S. Pierre Célestin
19 mai

« On est dans l’étonnement de m’avoir vu quitter la papauté, et moi j’admire ma simplicité de l’avoir acceptée. »

  • RÉSUMÉ :

Parmi tous les Pasteurs auxquels Jésus ressuscité confia la charge de Son Église, saint Pierre Célestin est celui qui manifeste le plus spécialement la vertu d’humilité dont saint Benoît, son Père en Dieu, fait la base de toute sainteté.

Né en 1221, il se retira, à peine adolescent, dans le désert, où bientôt ses vertus lui attirèrent des disciples. Ce fut l’origine de la branche de l’Ordre Bénédictin qui fut connue depuis sous le nom de Célestins, nom que prit saint Pierre lorsqu’il devint Pape.

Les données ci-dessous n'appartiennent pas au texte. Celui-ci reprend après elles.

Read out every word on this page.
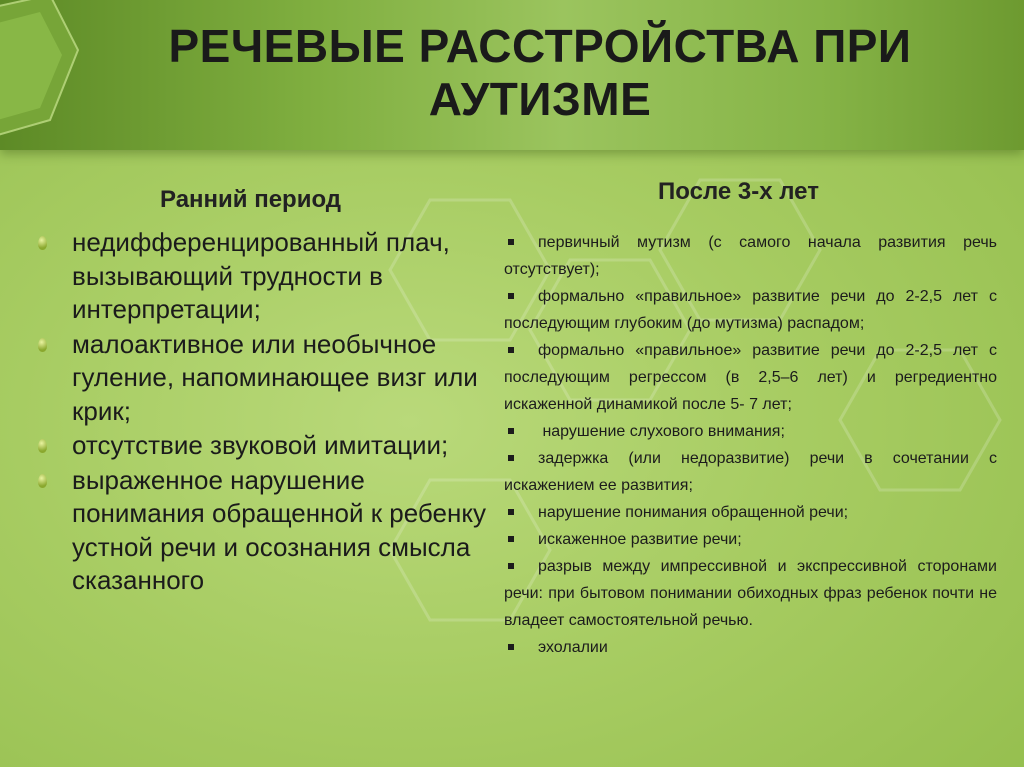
РЕЧЕВЫЕ РАССТРОЙСТВА ПРИ АУТИЗМЕ
Ранний период	После 3-х лет
недифференцированный плач, вызывающий трудности в интерпретации;
малоактивное или необычное гуление, напоминающее визг или крик;
отсутствие звуковой имитации;
выраженное нарушение понимания обращенной к ребенку устной речи и осознания смысла сказанного
первичный мутизм (с самого начала развития речь отсутствует);
формально «правильное» развитие речи до 2-2,5 лет с последующим глубоким (до мутизма) распадом;
формально «правильное» развитие речи до 2-2,5 лет с последующим регрессом (в 2,5–6 лет) и регредиентно искаженной динамикой после 5- 7 лет;
нарушение слухового внимания;
задержка (или недоразвитие) речи в сочетании с искажением ее развития;
нарушение понимания обращенной речи;
искаженное развитие речи;
разрыв между импрессивной и экспрессивной сторонами речи: при бытовом понимании обиходных фраз ребенок почти не владеет самостоятельной речью.
эхолалии
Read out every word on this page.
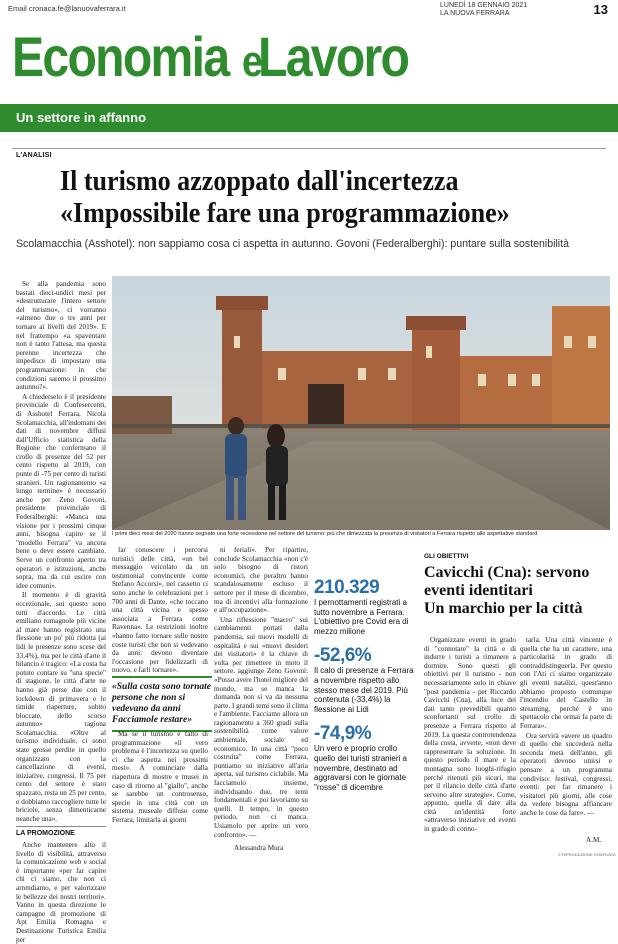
Email cronaca.fe@lanuovaferrara.it	LUNEDÌ 18 GENNAIO 2021
LA NUOVA FERRARA	13
Economia eLavoro
Un settore in affanno
L'ANALISI
Il turismo azzoppato dall'incertezza
«Impossibile fare una programmazione»
Scolamacchia (Asshotel): non sappiamo cosa ci aspetta in autunno. Govoni (Federalberghi): puntare sulla sostenibilità

Se alla pandemia sono bastati dieci-undici mesi per «destrutturare l'intero settore del turismo», ci vorranno «almeno due o tre anni per tornare ai livelli del 2019». E nel frattempo «a spaventare non è tanto l'attesa, ma questa perenne incertezza che impedisce di impostare una programmazione: in che condizioni saremo il prossimo autunno?».

A chiederselo è il presidente provinciale di Confesercenti, di Asshotel Ferrara, Nicola Scolamacchia, all'indomani dei dati di novembre diffusi dall'Ufficio statistica della Regione che confermano il crollo di presenze del 52 per cento rispetto al 2019, con punte di -75 per cento di turisti stranieri. Un ragionamento «a lungo termine» è necessario anche per Zeno Govoni, presidente provinciale di Federalberghi: «Manca una visione per i prossimi cinque anni, bisogna capire se il "modello Ferrara" va ancora bene o deve essere cambiato. Serve un confronto aperto tra operatori e istituzioni, anche sopra, ma da cui uscire con idee comuni».

Il momento è di gravità eccezionale, sui questo sono tutti d'accordo. Le città emiliano romagnole più vicine al mare hanno registrato una flessione un po' più ridotta (ai lidi le presenze sono scese del 33,4%), ma per le città d'arte il bilancio è tragico: «La costa ha potuto contare su "una specie" di stagione, le città d'arte ne hanno già perse due con il lockdown di primavera e le timide riaperture, subito bloccate, dello scorso autunno» ragiona Scolamacchia. «Oltre al turismo individuale, ci sono state grosse perdite in quello organizzato con la cancellazione di eventi, iniziative, congressi. Il 75 per cento del settore è stato spazzato, resta un 25 per cento, e dobbiamo raccogliere tutte le briciole, senza dimenticarne neanche una».

LA PROMOZIONE

Anche mantenere alto il livello di visibilità, attraverso la comunicazione web e social è importante «per far capire chi ci siamo, che non ci arrendiamo, e per valorizzare le bellezze dei nostri territori». Vanno in questa direzione le campagne di promozione di Apt Emilia Romagna e Destinazione Turistica Emilia per

I primi dieci mesi del 2020 hanno segnato una forte recessione nel settore del turismo: più che dimezzata la presenza di visitatori a Ferrara rispetto alle aspettative standard

far conoscere i percorsi turistici delle città, «un bel messaggio veicolato da un testimonial convincente come Stefano Accorsi», nel cassetto ci sono anche le celebrazioni per i 700 anni di Dante, «che toccano una città vicina e spesso associata a Ferrara come Ravenna». Le restrizioni inoltre «hanno fatto tornare sulle nostre coste turisti che non si vedevano da anni: devono diventare l'occasione per fidelizzarli di nuovo, e farli tornare».

«Sulla costa sono tornate persone che non si vedevano da anni Facciamole restare»

Ma se il turismo è fatto di programmazione «il vero problema è l'incertezza su quello ci che aspetta nei prossimi mesi». A cominciare dalla riapertura di mostre e musei in caso di ritorno al "giallo", anche se sarebbe un controsenso, specie in una città con un sistema museale diffuso come Ferrara, limitarla ai giorni

ni feriali». Per ripartire, conclude Scolamacchia «non c'è solo bisogno di ristori economici, che peraltro hanno scandalosamente escluso il settore per il mese di dicembre, ma di incentivi alla formazione e all'occupazione».

Una riflessione "macro" sui cambiamenti portati dalla pandemia, sui nuovi modelli di ospitalità e sui «nuovi desideri dei visitatori» è la chiave di volta per rimettere in moto il settore, aggiunge Zeno Govoni: «Posso avere l'hotel migliore del mondo, ma se manca la domanda non si va da nessuna parte. I grandi temi sono il clima e l'ambiente. Facciamo allora un ragionamento a 360 gradi sulla sostenibilità come valore ambientale, sociale ed economico. In una città "poco costruita" come Ferrara, puntiamo su iniziative all'aria aperta, sul turismo ciclabile. Ma facciamolo insieme, individuando due, tre temi fondamentali e poi lavoriamo su quelli. Il tempo, in questo periodo, non ci manca. Usiamolo per aprire un vero confronto». —

Alessandra Mura
210.329
I pernottamenti registrati a tutto novembre a Ferrara. L'obiettivo pre Covid era di mezzo milione
-52,6%
Il calo di presenze a Ferrara a novembre rispetto allo stesso mese del 2019. Più contenuta (-33,4%) la flessione ai Lidi
-74,9%
Un vero e proprio crollo quello dei turisti stranieri a novembre, destinato ad aggravarsi con le giornate "rosse" di dicembre
GLI OBIETTIVI
Cavicchi (Cna): servono
eventi identitari
Un marchio per la città

Organizzare eventi in grado di "connotare" la città e di indurre i turisti a rimanere a dormire. Sono questi gli obiettivi per il turismo - non necessariamente solo in chiave "post pandemia - per Riccardo Cavicchi (Cna), alla luce dei dati tanto prevedibili quanto sconfortanti sul crollo di presenze a Ferrara rispetto al 2019. La questa controtendenza della costa, avverte, «non deve rappresentare la soluzione. In questo periodo il mare e la montagna sono luoghi-rifugio perché ritenuti più sicuri, ma per il rilancio delle città d'arte servono altre strategie». Come, appunto, quella di dare alla città un'identità forte «attraverso iniziative ed eventi in grado di conno-

tarla. Una città vincente è quella che ha un carattere, una particolarità in grado di contraddistinguerla. Per questo con l'Ati ci siamo organizzate gli eventi natalizi, quest'anno abbiamo proposto comunque l'incendio del Castello in streaming, perché è uno spettacolo che ormai fa parte di Ferrara».

Ora servirà «avere un quadro di quello che succederà nella seconda metà dell'anno, gli operatori devono unirsi e pensare a un programma condiviso: festival, congressi, eventi: per far rimanere i visitatori più giorni, alle cose da vedere bisogna affiancare anche le cose da fare». —

A.M.
© RIPRODUZIONE RISERVATA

Arraché en effet à l’âge de soixante-douze ans à sa douce solitude, il reçut la plénitude du sacerdoce, et occupa la chaire de saint Pierre, vacante depuis vingt-sept mois. Élevé à cette éminente dignité, il se crut incapable de porter un tel fardeau et « mettant l’humilité au-dessus de cette élévation », il descendit volontairement du trône pontifical.

Terminant ses jours dans la contemplation, dont son âme ne pouvait plus se passer, il mourut le 19 mai de l’an 1296.

À l’exemple de saint Pierre Célestin, méprisons les honneurs de ce monde, afin de parvenir heureusement à la possession des récompenses promises aux humbles.

Saint Pierre Célestin. Jeune encore, il résolut de quitter le monde pour la solitude.
Saint Pierre Célestin. Jeune encore, il résolut de quitter le monde pour la solitude.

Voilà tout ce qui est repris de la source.